For the first time in your life, you may no longer be trying to prevent pregnancy, but getting pregnant is harder than you thought, and it's stressing you out. New research suggests your stress could be affecting your fertility.

Dr. Courtney Lynch, director of reproductive epidemiology at The Ohio State University Wexner Medical Center, recently published a study with colleagues analyzing stress and its role in infertility. The study followed 401 couples for 12 months as they tried to conceive. The article, published in the journal Human Reproduction, found an association between women with the highest levels of the salivary stress biomarker alpha-amylase and infertility. The women in this category had a 29 percent lower chance of pregnancy, which was more than twice the risk of infertility by the end of the study.

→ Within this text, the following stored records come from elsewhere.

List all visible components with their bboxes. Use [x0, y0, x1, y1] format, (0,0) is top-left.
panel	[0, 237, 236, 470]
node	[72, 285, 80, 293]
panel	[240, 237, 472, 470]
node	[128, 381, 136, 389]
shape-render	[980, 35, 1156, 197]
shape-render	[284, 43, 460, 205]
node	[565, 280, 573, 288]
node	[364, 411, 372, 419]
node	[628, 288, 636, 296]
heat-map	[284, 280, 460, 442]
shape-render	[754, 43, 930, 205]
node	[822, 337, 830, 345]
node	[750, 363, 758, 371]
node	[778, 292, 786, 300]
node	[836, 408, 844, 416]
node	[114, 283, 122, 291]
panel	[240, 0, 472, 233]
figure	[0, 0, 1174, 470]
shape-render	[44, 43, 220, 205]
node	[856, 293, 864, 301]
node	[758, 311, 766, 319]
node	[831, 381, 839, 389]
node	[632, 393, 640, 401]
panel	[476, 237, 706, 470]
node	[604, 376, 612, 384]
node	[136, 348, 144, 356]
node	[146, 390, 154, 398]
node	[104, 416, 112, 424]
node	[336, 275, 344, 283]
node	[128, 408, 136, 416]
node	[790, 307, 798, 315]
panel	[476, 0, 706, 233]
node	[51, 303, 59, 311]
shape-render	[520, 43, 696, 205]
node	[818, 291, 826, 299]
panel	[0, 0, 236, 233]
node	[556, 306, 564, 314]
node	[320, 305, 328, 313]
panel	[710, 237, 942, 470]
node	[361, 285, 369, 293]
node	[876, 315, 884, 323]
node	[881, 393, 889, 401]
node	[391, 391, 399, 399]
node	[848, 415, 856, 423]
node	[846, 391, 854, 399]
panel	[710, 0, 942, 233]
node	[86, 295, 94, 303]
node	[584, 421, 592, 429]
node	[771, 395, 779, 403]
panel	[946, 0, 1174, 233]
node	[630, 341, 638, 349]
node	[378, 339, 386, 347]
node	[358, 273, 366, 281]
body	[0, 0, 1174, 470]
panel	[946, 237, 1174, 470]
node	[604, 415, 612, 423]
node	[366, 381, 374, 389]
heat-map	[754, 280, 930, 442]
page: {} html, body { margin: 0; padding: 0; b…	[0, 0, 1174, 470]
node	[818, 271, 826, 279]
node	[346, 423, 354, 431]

In a previous study published in Fertility and Sterility in 2011, Lynch and colleagues followed women trying to conceive for six months. In addition to assessing the salivary biomarker, women completed psychosocial questionnaires analyzing their self-reported stress. Almost no correlation was found between the biomarker and the psychosocial rating scale.

"Any sort of stress that affects reproductive outcomes is thought to be a chronic stress issue," Dr. Lynch says. "Unfortunately, there aren't a lot of good paper-and-pencil instruments that assess chronic stress."

Although you can't get a saliva test from your doctor to see if you are stressed, Dr. Lynch has some recommendations for women hoping to conceive.

"If you have been trying to get pregnant for six to 12 months and you have not had success, that seems a reasonable point at which to look at your lifestyle," she says.

She suggests adding a regular amount of moderate exercise, yoga or mindfulness and meditation to your daily activity. At this point no doctor can say absolutely that stress is the cause of your infertility, but these suggestions are shown to improve overall health, which can improve overall fertility. Dr. Lynch says there is a push in the obstetrics and gynecology community to improve preconception health.

"A number of pregnancy-related problems, hypertension, preeclampsia, are all linked back to mom's health when she gets pregnant," Dr. Lynch says.

If you are trying to conceive, you may want to schedule a visit with your doctor to discuss ways to improve your overall health, and you may especially want to schedule a visit if you have been trying to get pregnant for more than 12 months without success.